One potential area of damage that might register on the Biden administration’s radar, however, is on the normalization front. Unlike the pursuit of an Israeli-Palestinian settlement, the prospect of expanding the circle of Arab states normalizing with Israel is something in which the administration is willing to invest significant political and diplomatic capital, including the recent creation of a senior diplomatic post dedicated to the expansion of the Trump-brokered Abraham Accords. Even the United Arab Emirates, by far Israel’s closest Arab partner, was compelled to strongly condemn the Israeli “aggression” in Jenin. Moreover, as long as Israeli violence against Palestinians continues, key Arab states like Saudi Arabia, long considered to be the top prize in Israel’s quest for regional legitimization, are unlikely to jump on the normalization bandwagon any time soon.

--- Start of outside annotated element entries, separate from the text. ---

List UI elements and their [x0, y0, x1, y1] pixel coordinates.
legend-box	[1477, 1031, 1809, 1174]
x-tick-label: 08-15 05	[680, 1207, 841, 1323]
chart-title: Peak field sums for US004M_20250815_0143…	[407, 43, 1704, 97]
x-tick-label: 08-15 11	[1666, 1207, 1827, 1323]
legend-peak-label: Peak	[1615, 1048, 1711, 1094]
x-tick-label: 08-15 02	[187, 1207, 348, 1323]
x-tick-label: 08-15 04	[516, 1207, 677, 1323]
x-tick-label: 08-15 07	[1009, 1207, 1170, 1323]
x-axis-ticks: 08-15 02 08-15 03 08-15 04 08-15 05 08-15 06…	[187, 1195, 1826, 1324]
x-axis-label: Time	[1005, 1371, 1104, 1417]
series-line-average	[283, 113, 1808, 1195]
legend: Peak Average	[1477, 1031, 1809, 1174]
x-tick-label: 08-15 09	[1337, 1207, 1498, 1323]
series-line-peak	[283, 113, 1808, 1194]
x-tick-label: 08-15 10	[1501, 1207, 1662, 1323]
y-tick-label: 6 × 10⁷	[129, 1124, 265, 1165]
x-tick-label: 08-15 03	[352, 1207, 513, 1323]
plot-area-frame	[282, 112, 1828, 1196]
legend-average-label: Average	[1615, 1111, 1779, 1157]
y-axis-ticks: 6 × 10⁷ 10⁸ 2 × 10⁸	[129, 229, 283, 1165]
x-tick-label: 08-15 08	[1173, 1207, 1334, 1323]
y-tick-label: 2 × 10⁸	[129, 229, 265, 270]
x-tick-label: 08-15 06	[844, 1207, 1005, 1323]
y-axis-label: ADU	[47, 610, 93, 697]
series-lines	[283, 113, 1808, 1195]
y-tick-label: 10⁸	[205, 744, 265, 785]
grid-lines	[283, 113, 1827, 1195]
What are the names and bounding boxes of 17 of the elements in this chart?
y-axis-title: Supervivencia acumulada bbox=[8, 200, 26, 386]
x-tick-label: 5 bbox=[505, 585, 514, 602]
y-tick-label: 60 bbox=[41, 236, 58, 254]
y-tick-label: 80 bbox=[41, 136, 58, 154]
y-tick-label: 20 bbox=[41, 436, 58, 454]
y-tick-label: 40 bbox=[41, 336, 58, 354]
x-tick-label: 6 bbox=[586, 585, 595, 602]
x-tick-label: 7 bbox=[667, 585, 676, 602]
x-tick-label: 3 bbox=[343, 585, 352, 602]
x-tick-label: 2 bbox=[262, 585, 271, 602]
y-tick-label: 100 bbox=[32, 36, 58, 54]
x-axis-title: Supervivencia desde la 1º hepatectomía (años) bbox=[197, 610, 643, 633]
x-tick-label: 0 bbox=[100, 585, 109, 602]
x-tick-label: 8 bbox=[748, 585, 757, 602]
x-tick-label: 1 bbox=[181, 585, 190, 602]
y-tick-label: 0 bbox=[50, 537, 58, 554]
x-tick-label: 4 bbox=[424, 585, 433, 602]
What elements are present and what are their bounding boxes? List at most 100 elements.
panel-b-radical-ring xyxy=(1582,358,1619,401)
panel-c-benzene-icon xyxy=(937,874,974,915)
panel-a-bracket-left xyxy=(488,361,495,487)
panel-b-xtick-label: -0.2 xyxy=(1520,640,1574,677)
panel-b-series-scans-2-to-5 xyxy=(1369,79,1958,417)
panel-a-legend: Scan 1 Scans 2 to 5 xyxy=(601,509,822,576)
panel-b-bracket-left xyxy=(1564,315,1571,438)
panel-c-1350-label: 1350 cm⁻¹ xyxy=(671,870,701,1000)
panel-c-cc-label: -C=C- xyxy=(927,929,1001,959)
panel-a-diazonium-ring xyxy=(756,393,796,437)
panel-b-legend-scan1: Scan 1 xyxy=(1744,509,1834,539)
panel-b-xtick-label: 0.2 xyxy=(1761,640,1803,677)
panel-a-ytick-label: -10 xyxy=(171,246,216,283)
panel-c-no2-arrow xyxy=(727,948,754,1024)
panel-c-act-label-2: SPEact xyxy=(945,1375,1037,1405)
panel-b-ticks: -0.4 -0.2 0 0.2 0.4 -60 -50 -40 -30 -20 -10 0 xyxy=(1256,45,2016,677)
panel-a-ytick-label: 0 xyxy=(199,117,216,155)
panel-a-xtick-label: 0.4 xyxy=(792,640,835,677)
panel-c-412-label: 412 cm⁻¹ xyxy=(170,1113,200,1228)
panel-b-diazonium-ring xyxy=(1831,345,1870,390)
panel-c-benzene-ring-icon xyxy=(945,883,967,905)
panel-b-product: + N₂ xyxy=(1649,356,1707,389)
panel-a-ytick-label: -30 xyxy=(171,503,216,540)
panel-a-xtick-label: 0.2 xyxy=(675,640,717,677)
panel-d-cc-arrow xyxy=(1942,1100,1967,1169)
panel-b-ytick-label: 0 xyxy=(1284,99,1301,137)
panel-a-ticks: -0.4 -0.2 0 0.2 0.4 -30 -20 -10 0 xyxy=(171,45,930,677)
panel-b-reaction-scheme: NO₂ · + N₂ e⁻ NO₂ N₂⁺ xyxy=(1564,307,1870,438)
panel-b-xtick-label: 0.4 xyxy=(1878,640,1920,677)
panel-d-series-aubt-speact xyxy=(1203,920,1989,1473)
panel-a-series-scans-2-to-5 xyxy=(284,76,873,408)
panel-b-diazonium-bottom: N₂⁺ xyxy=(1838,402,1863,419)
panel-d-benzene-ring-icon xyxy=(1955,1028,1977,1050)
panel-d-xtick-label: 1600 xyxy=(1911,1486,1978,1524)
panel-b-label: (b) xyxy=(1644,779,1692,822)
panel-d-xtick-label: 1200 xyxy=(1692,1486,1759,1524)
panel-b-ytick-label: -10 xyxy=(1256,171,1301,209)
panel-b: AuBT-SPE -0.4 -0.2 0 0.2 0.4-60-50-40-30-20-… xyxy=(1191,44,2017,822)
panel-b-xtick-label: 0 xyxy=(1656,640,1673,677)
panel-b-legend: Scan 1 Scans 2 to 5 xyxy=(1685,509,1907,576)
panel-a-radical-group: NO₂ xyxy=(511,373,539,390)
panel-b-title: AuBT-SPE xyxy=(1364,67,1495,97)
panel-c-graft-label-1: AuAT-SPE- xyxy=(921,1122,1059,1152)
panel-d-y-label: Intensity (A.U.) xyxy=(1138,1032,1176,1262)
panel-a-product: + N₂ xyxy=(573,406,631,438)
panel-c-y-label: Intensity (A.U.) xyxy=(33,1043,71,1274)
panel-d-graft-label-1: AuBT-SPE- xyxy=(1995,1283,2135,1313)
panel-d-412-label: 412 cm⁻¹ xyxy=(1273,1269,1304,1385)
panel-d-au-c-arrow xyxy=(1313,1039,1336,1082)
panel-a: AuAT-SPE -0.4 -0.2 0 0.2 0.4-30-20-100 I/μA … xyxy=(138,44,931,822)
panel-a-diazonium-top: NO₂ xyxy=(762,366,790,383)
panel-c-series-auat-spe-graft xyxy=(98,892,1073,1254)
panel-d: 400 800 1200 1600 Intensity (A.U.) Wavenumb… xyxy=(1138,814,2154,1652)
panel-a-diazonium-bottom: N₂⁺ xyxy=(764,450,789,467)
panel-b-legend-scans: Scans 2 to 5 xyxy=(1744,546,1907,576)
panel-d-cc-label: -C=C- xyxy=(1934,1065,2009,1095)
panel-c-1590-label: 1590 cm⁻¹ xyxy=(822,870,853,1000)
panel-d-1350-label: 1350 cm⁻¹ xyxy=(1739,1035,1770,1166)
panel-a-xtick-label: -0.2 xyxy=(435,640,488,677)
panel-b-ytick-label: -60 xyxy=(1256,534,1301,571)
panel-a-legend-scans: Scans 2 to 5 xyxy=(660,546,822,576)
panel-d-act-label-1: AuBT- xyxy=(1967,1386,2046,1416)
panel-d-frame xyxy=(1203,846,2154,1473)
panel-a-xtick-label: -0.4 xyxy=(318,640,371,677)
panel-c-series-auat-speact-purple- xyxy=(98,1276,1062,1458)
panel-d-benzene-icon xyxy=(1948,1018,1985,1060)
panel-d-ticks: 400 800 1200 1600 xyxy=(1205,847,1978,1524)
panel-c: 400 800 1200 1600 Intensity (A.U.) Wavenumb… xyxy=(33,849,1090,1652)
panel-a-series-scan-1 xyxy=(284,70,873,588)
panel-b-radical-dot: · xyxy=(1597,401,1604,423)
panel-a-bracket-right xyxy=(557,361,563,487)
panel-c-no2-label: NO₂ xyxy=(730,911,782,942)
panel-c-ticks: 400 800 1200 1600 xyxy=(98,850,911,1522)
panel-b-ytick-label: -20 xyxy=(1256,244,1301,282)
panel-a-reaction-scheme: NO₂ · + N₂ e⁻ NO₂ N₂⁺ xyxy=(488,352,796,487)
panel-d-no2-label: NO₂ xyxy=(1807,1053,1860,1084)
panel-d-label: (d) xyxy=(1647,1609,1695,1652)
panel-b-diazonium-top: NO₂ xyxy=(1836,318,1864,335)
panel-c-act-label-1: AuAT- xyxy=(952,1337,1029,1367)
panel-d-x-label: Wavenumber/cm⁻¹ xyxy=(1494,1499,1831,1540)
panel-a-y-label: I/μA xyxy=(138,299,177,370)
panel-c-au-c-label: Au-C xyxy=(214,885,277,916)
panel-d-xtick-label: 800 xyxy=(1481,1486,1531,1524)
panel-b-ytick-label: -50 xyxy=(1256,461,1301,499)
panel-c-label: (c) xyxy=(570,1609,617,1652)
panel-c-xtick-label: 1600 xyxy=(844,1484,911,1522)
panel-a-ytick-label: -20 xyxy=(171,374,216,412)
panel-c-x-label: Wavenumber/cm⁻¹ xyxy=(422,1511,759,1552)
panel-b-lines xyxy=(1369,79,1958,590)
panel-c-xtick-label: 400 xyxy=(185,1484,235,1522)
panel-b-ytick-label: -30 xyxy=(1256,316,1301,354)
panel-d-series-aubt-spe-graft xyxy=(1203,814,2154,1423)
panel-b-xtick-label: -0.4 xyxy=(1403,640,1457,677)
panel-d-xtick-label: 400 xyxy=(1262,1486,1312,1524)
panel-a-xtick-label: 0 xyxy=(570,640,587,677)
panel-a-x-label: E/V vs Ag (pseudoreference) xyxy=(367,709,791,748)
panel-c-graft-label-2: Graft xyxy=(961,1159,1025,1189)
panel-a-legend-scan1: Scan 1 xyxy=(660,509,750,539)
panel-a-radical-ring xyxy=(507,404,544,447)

Lastly, despite the military’s claims to having defeated terror, the Israeli public is also likely to pay a price. While the use of disproportionate force has long been a central feature of Israel’s military doctrine of “deterrence,” the notion that inflicting widescale suffering on Palestinians would somehow make Israelis more secure has never actually been borne out, whether in Gaza or the West Bank. Indeed, in the midst of the Jenin operation, a Palestinian from Hebron carried out a car-ramming attack in Tel Aviv that injured seven Israelis while several rockets were fired from Gaza. On Thursday, July 6, in another apparent revenge attack for Jenin, a Palestinian gunman shot and killed an Israeli soldier stationed outside the settlement of Kedumim, just west of Nablus, before being shot dead himself.

Hamas and other militant groups are vowing to carry out even more attacks on Israelis, which will almost certainly be used to justify ever bigger military operations. While Israel will always have the capacity to inflict far more damage on Palestinians than the other way around, history, including two major uprisings and several smaller ones, has shown that simply pounding Palestinians into submission is unlikely to succeed. Tragically, it may take an even greater escalation in violence, perhaps even involving significant Israeli casualties, before U.S. and other Western leaders are jarred out of their inaction. Moreover, with no responsible third party currently working toward a credible de-escalation, things are likely to get worse get worse before they get better.


Khaled Elgindy is a senior fellow at the Middle East Institute and the director of its Program on Palestine and Israeli-Palestinian Affairs.